Tag Archives: Christian worldview

When in Doubt, What do you Do?

pediatrician with baby edited

A generally accepted principle of Christian living is that when people feel confused about the right thing to do, they should prayerfully look for an answer in the Bible. Christians are taught that the Bible is clear enough for a child to understand important teachings, and there is plenty of evidence of this truth. Christians also discover, as they mature in the faith, that there is depth and complexity in the Bible that baffles people with astronomical IQs. There is plenty of evidence of this truth as well. For this reason, Christians learn to look for mentors to help them prayerfully study the Bible and listen for God’s guidance. It all boils down to a problem: people of faith may or may not agree on the right thing to do in every situation.

Recently a pediatrician, Dr. Vesni Roi, in Michigan was faced with a situation in which she was uncertain what to do. Two lesbian women who live together in a union they call a marriage selected her for the care of a child yet to be born. The article that reports the story does not make it quite clear who would give birth to the baby. The articles do report that after reviewing the credentials of numerous pediatricians, the two women decided to ask Dr. Rio to care for the child.

When the time came for the child’s first visit, six days after birth, the women were told that Dr.
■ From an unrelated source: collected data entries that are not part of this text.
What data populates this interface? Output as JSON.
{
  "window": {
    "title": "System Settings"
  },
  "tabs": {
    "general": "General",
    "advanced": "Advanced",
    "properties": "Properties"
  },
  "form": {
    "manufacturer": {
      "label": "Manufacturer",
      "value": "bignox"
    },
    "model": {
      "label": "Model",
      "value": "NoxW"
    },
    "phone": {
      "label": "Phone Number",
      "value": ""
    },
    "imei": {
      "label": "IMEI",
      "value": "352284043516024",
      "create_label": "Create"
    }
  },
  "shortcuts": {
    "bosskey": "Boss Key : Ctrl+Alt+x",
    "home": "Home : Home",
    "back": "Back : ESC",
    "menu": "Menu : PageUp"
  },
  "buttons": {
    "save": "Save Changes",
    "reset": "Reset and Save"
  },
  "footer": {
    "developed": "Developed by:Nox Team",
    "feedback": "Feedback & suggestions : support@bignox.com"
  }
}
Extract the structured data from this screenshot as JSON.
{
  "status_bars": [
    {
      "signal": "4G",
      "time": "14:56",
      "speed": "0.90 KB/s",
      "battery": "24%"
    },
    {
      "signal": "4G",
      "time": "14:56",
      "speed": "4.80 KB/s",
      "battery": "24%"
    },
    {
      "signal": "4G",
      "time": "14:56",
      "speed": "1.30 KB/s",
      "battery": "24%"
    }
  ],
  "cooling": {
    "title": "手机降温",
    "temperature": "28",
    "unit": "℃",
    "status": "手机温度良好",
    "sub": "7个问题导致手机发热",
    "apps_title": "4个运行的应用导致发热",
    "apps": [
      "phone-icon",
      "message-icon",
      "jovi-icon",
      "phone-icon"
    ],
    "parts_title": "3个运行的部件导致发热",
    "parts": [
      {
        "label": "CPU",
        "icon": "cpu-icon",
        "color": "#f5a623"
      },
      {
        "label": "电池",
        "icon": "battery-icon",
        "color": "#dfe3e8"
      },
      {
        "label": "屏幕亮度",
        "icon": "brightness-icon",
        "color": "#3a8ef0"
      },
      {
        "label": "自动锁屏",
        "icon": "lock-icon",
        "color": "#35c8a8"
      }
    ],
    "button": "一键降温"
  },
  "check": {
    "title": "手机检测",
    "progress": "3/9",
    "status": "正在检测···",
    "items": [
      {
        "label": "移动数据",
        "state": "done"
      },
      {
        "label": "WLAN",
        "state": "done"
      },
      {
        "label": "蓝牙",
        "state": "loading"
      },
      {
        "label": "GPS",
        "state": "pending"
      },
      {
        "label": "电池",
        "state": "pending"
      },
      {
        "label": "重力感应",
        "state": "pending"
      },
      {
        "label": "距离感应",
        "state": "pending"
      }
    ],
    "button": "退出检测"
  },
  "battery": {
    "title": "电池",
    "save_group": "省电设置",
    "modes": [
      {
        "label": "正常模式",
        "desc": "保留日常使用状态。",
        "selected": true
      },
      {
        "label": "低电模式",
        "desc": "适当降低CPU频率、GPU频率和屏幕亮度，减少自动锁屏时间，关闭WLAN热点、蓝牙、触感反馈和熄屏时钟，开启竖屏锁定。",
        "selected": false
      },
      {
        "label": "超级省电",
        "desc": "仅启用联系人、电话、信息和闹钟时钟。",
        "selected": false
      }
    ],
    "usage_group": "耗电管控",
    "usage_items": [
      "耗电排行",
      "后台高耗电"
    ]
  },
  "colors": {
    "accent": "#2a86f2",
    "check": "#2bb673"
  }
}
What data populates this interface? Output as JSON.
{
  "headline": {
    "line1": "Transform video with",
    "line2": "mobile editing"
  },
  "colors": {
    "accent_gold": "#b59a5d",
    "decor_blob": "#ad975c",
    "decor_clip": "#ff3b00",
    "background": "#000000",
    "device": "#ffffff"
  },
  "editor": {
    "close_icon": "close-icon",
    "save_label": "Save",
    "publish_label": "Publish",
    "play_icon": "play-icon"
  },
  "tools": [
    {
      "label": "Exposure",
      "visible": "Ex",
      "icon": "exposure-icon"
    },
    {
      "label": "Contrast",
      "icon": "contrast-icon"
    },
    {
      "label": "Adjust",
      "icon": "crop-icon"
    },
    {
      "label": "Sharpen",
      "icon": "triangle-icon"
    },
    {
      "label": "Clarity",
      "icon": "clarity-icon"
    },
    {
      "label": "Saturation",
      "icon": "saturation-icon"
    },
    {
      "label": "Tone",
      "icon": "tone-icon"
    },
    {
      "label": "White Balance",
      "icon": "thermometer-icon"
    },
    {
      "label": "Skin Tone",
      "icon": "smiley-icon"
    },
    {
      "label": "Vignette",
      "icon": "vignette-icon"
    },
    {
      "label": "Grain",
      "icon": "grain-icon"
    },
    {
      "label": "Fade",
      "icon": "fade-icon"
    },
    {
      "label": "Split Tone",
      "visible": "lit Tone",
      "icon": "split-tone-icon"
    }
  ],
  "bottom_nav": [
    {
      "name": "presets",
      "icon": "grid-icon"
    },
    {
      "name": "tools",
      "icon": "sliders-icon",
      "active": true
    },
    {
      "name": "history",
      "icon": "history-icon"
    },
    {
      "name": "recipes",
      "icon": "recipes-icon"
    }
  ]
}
Roi had decided not to accept the baby as her patient. She referred them to another pediatrician in the same practice. She explained in a handwritten note to the women that her decision was made after considerable prayer. Her expressed reason for the decision was stated in her note: “I feel that I would not be able to develop the normal patient doctor relationship that I normally do with my patients.” While the note never mentions the issue of homosexual union, the two women consider the decision to be a rejection of homosexuality, even though as one of them pointed out, it could not be about the sexual orientation of the baby, since the baby was too young to have expressed any sexual orientation. Since all conversation about the care of a newborn would necessarily take place with the adult (or adults) charged with the care of the child, it makes sense to conclude that, when the doctor referred to the “patient doctor relationship” in her note, she was saying that she did not feel she could have the same relationship with the two women that she would normally have with the parents or guardians of a child in her care.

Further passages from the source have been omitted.